Con un suspiro, Rongyue miró los horribles moretones en su cuerpo y le indicó a Huoming, que estaba en el suelo: "Ve al armario y busca cualquier prenda que pueda cubrir tu cuerpo".
Asintiendo con la cabeza, Huo Ming se dirigió al armario tras el biombo. Tras un instante, colocó respetuosamente un conjunto de ropa blanca de hombre sobre la mesita de noche: «Maestro, en esta habitación solo hay ropa de hombre». Dicho esto, se hizo a un lado y bajó la cabeza para mirar sus pies.
Como era de esperar. Al mirar la ropa de hombre junto a la cama, y luego a Huo Ming de pie allí como un santo, con la mirada fija al frente, a Rong Yue le pareció algo divertido: "¿Crees que todavía puedo vestirme sola?".
Un rubor le subió a las orejas: "¡Este subordinado no se atreve a ofender al líder!"
"Está bien, está bien, no te molestaré más..."
De repente, al recordar algo, el corazón de Rongyue se encogió y se aferró con fuerza a las sábanas: "¡Eso es! ¡Tú, ve rápido a Bucheng, ve y dile a la familia Murong que escape! ¡No hay tiempo que perder! ¡Lo mejor es escapar de la Dinastía Oriental de inmediato! ¡Ve rápido, debes llegar a Bucheng antes que Chu Xuyao y salvar a la familia Murong!"
"Pero Maestro, usted..."
"¡Dejen de discutir! ¡Váyanse ya!"
«¡Tu subordinado obedece!» En un instante, la figura oscura que acababa de estar arrodillada en el suelo desapareció sin dejar rastro...
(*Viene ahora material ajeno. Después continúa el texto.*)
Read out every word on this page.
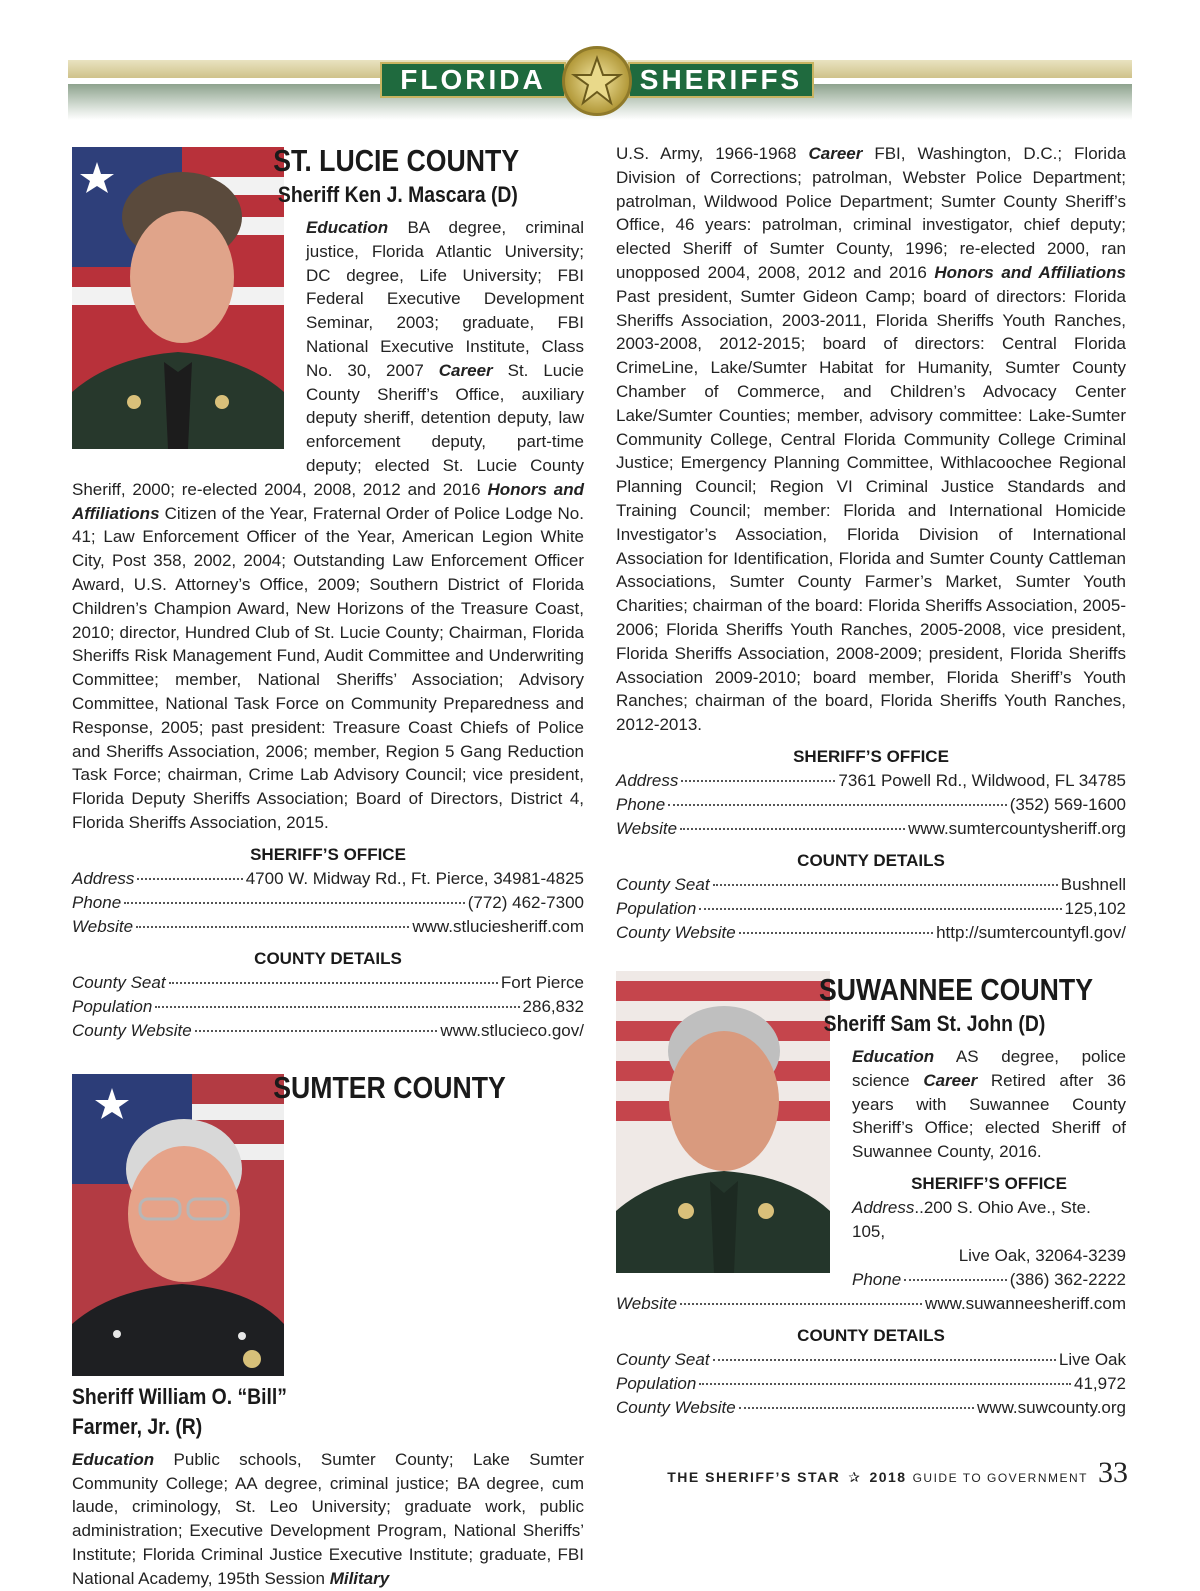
FLORIDA	SHERIFFS
ST. LUCIE COUNTY
Sheriff Ken J. Mascara (D)

Education BA degree, criminal justice, Florida Atlantic University; DC degree, Life University; FBI Federal Executive Development Seminar, 2003; graduate, FBI National Executive Institute, Class No. 30, 2007 Career St. Lucie County Sheriff’s Office, auxiliary deputy sheriff, detention deputy, law enforcement deputy, part-time deputy; elected St. Lucie County Sheriff, 2000; re-elected 2004, 2008, 2012 and 2016 Honors and Affiliations Citizen of the Year, Fraternal Order of Police Lodge No. 41; Law Enforcement Officer of the Year, American Legion White City, Post 358, 2002, 2004; Outstanding Law Enforcement Officer Award, U.S. Attorney’s Office, 2009; Southern District of Florida Children’s Champion Award, New Horizons of the Treasure Coast, 2010; director, Hundred Club of St. Lucie County; Chairman, Florida Sheriffs Risk Management Fund, Audit Committee and Underwriting Committee; member, National Sheriffs’ Association; Advisory Committee, National Task Force on Community Preparedness and Response, 2005; past president: Treasure Coast Chiefs of Police and Sheriffs Association, 2006; member, Region 5 Gang Reduction Task Force; chairman, Crime Lab Advisory Council; vice president, Florida Deputy Sheriffs Association; Board of Directors, District 4, Florida Sheriffs Association, 2015.

SHERIFF’S OFFICE
Address	4700 W. Midway Rd., Ft. Pierce, 34981-4825
Phone	(772) 462-7300
Website	www.stluciesheriff.com
COUNTY DETAILS
County Seat	Fort Pierce
Population	286,832
County Website	www.stlucieco.gov/
SUMTER COUNTY
Sheriff William O. “Bill” Farmer, Jr. (R)

Education Public schools, Sumter County; Lake Sumter Community College; AA degree, criminal justice; BA degree, cum laude, criminology, St. Leo University; graduate work, public administration; Executive Development Program, National Sheriffs’ Institute; Florida Criminal Justice Executive Institute; graduate, FBI National Academy, 195th Session Military

U.S. Army, 1966-1968 Career FBI, Washington, D.C.; Florida Division of Corrections; patrolman, Webster Police Department; patrolman, Wildwood Police Department; Sumter County Sheriff’s Office, 46 years: patrolman, criminal investigator, chief deputy; elected Sheriff of Sumter County, 1996; re-elected 2000, ran unopposed 2004, 2008, 2012 and 2016 Honors and Affiliations Past president, Sumter Gideon Camp; board of directors: Florida Sheriffs Association, 2003-2011, Florida Sheriffs Youth Ranches, 2003-2008, 2012-2015; board of directors: Central Florida CrimeLine, Lake/Sumter Habitat for Humanity, Sumter County Chamber of Commerce, and Children’s Advocacy Center Lake/Sumter Counties; member, advisory committee: Lake-Sumter Community College, Central Florida Community College Criminal Justice; Emergency Planning Committee, Withlacoochee Regional Planning Council; Region VI Criminal Justice Standards and Training Council; member: Florida and International Homicide Investigator’s Association, Florida Division of International Association for Identification, Florida and Sumter County Cattleman Associations, Sumter County Farmer’s Market, Sumter Youth Charities; chairman of the board: Florida Sheriffs Association, 2005-2006; Florida Sheriffs Youth Ranches, 2005-2008, vice president, Florida Sheriffs Association, 2008-2009; president, Florida Sheriffs Association 2009-2010; board member, Florida Sheriff’s Youth Ranches; chairman of the board, Florida Sheriffs Youth Ranches, 2012-2013.

SHERIFF’S OFFICE
Address	7361 Powell Rd., Wildwood, FL 34785
Phone	(352) 569-1600
Website	www.sumtercountysheriff.org
COUNTY DETAILS
County Seat	Bushnell
Population	125,102
County Website	http://sumtercountyfl.gov/
SUWANNEE COUNTY
Sheriff Sam St. John (D)

Education AS degree, police science Career Retired after 36 years with Suwannee County Sheriff’s Office; elected Sheriff of Suwannee County, 2016.

SHERIFF’S OFFICE
Address..200 S. Ohio Ave., Ste. 105,
Live Oak, 32064-3239
Phone	(386) 362-2222
Website	www.suwanneesheriff.com
COUNTY DETAILS
County Seat	Live Oak
Population	41,972
County Website	www.suwcounty.org
THE SHERIFF’S STAR ✰ 2018 GUIDE TO GOVERNMENT 33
"Me pregunto qué le hiciste a esa mujer." De pie con las manos a la espalda junto a la ventana, Dongfang Lie miró la colina artificial y las flores del exterior y preguntó con aparente indiferencia.
Con una sonrisa maliciosa, Chu Xuyao curvó sus finos labios: "¿Qué más puede pasar cuando un hombre y una mujer están juntos?"
Su cuerpo se puso rígido, y entonces Dongfang Lie golpeó casualmente el marco de la ventana: "He oído a Xuyao, ¿vas a volver?"
«¡Bueno, tengo algunos asuntos personales que atender!» ¿Cómo podía dejar ir tan fácilmente a alguien que se atrevía a engañarlo? Quizás no estuviera dispuesto a matar a esa mujer, ¡pero eso no significaba que fuera a ser misericordioso con los demás!
¿Es complicado?
"¡Es un asunto trivial que no requiere absolutamente ningún esfuerzo!"
¡Ten cuidado en todo lo que hagas!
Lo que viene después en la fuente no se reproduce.